Good Morning Beijing
“Disney is too far to go, please come to Shijianshan !”
Qu’est ce qui est le plus ridicule dans ce slogan : reconnaître qu’il ne s’agit que d’une copie ou supplier de venir au parc ? En réalité, le ridicule est ailleurs. Ils ne craignent rien et sont allés bien plus loin avec les attractions. Alban et moi avons été les seuls à prendre le risque de gaspiller nos yuans :
America Adventures : l’extérieur ne payait pas de mine, mais puisqu’il ne faut pas juger un livre par sa couverture (aille spique ingliche) nous l’avons faite. J’en ai pleuré de rire. C’est de loin l’attraction la plus ridicule qui soit. On était dans un petit train sur lequel était attaché quatre pauvres pistolets lasers. Le but était de viser différentes cibles foireuses disposées sur des piquets entre deux marionnettes de cowboys ressemblant... à rien ! Bref, grosse barre de rires d’avoir payé pour ça. Même une fête foraine itinérante ne proposerait pas un tel truc.
Flying Airplanes (aka le vol de la mort): nous ne savions pas comment utiliser les crédits car les ¾ des attractions étaient fermées, donc on a naïvement pensé que le manège de petits avions pouvait être amusant. Lorsque l’employé du parc nous a demandé de fermer nous même la porte mécanique de l’avion individuel et que l’on a vu que la ceinture était un pauvre bout de tissu, on s’est dit que ça ne serait pas très mouvementé. En réalité on a enchainé les loopings, j’ai cru que c’était la fin de mon iPhone… et accessoirement de ma vie. Alban a pris une vidéo, je tâcherai la mettrai en ligne prochainement.

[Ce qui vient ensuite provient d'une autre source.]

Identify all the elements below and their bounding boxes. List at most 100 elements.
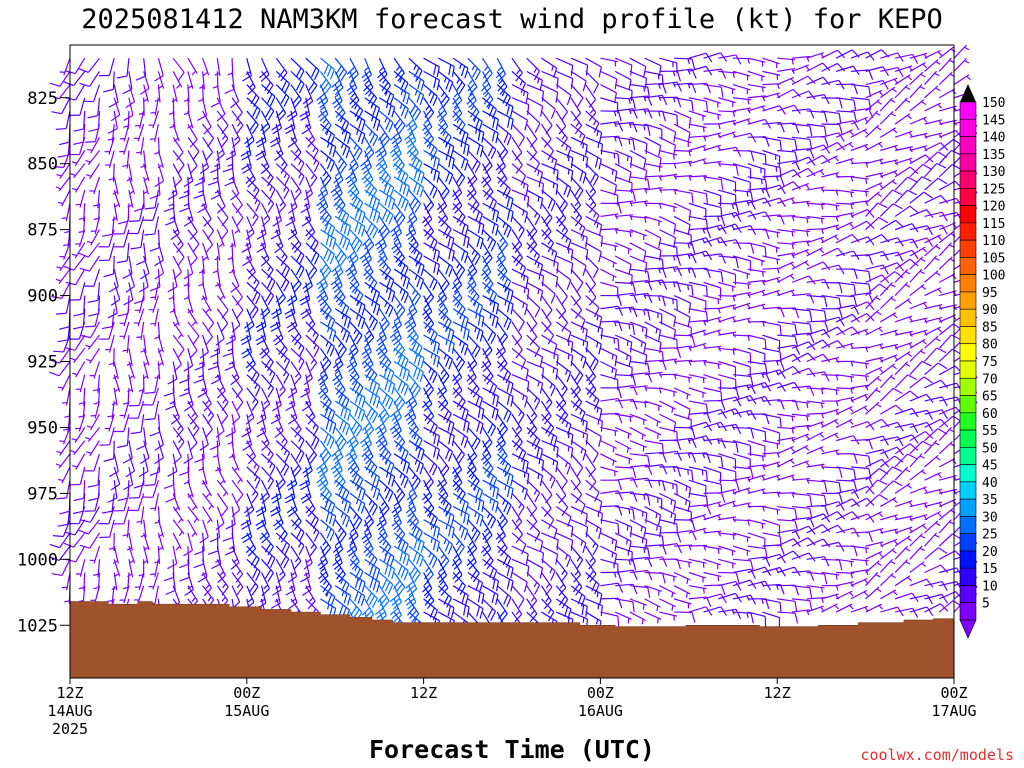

Il faut que vous entendiezle grincement rassurant de la porte en plein looping.
Le train de la mine : vous visualisez celui de Disney ? C’était la même chose en 2 fois moins confortable, 3 fois plus lent et pourtant 4 fois plus court. Cool stuff.
Pourtant l’idée n’était pas bête à l’origine. Rassembler les personnages de Disney, Pokémon et Hello Kitty (sans verser un centime de royalties, this is how they roll) était un coup de génie marketing. Disney a naïvement tenté un procès pour défendre leurs droits d’auteurs, je vous laisse imaginer comment ça s’est terminé. On peut tout de même les comprendre lorsque l’on voit leur tentative de copie du château de la Belle et Bois Dormant.
Au final, ce parc d’attraction reste un mystère. L’immense majorité du parc était abandonné, désaffecté ou mal entretenu. Pourtant il y avait encore pas mal d’employés. On se sentait au milieu d’une ville fantôme. Alors que le parc était tout de même assez grand (je dirais la moitié du Parc Astérix à vue d’œil), je ne pense qu’ils aient dépassé la centaine de visiteurs sur la matinée.